The Junction in Action

Since Trump’s second inauguration in January 2025, we’ve seen escalation, not moderation. Explicit promises of “retribution” are now underway. The indictment of a former FBI Director marks a dramatic escalation in political retribution efforts.

The brakes that stop us from moving into the direction of a totalitarian system are the federal structure, separation of powers, freedom of the press, accountability, cross-cutting identities, procedures requiring reasons, re-humanization . They are now under attack, they are being deliberately dismantled, or they have already failed.
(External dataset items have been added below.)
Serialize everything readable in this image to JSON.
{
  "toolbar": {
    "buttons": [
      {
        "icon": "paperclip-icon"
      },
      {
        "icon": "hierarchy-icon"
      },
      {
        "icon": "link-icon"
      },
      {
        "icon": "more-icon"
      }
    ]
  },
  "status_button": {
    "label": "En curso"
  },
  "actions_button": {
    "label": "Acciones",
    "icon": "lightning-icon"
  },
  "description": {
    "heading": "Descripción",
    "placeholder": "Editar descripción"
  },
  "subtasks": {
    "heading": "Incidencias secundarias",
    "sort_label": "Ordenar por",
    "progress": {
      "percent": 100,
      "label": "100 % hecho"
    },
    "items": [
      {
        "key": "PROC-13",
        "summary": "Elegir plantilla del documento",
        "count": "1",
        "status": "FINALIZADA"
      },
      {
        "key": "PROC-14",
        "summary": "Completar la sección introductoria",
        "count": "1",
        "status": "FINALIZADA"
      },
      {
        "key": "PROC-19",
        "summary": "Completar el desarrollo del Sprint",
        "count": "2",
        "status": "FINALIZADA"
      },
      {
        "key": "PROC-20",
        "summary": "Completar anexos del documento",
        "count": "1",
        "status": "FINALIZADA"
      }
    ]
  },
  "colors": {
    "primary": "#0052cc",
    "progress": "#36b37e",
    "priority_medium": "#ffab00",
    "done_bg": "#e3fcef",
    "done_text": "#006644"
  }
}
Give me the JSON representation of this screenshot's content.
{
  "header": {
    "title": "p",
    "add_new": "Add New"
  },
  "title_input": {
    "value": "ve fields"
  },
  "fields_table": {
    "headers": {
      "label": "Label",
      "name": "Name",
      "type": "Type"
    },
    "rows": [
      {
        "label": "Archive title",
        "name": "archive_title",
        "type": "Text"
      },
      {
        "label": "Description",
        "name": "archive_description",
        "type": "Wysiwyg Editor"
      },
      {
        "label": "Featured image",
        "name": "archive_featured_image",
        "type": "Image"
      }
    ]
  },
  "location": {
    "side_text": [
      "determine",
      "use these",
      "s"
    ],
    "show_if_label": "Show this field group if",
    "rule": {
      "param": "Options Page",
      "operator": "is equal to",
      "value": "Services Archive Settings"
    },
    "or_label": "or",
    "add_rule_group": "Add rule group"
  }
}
This is what evil scaling at the junctions looks like: not in distant history or another country, but here and now, in America. A demagogue’s fragile ego seeking significance meets the “stolen election” myth granting meaning and permissionto go after their opponents. The whole movement is amplified by Fox News, social media ecosystems like “Truth Social,” Facebook and X, and political organizations that normalize transgression and provide financial cover for it (Republican Party apparatus, PACs, and billionaire networks). The brakes that might interrupt this process are getting systematically dismantled , and we are in for a wild ride.  This is the junction model in real time: psyche + narrative + network = escalating destruction.


Why This Matters Now

Trump is already changing the world order, but what he brings is not peace — he ignores the order based on rules established after World War II. These rules were meant to prevent a return of the lethal mix of authoritarianism and aggression, and now,  these forces are once again ascendant. This kind of world can seem orderly for a time; it might even appear peaceful for a while. But history shows that when might makes right, things will go terribly wrong. 

From the ghosts of my German childhood, and from reading Freud, I learned that civilization is a thin veneer. Our most important work, as clinicians and human beings, is to understand the psychological forces that can tear it apart and to strengthen the forces that hold it together: empathy, critical thought, and moral courage. We need to reflect more thoroughly on the moral consequences of our actions, or non-actions. Right and wrong matters in this interconnected world, and we are sometimes confronting movements that are beyond “bad.” Evil is not a metaphysical essence, but a repeatable junction where psyche meets narrative meets network. 

The current political moment, and the coming year 2026, has an existential quality for the United States. Abraham Lincoln warned in 1838: “If destruction be our lot, we must ourselves be its author and finisher. As a nation of freemen, we must live through all time or die by suicide.” How do we stop the suicide of American democracy, before the whole system turns into a gigantic high-tech prison, run by a small group of oligarchs and power-hungry bureaucrats? The ghosts of history should not become the realities of our present.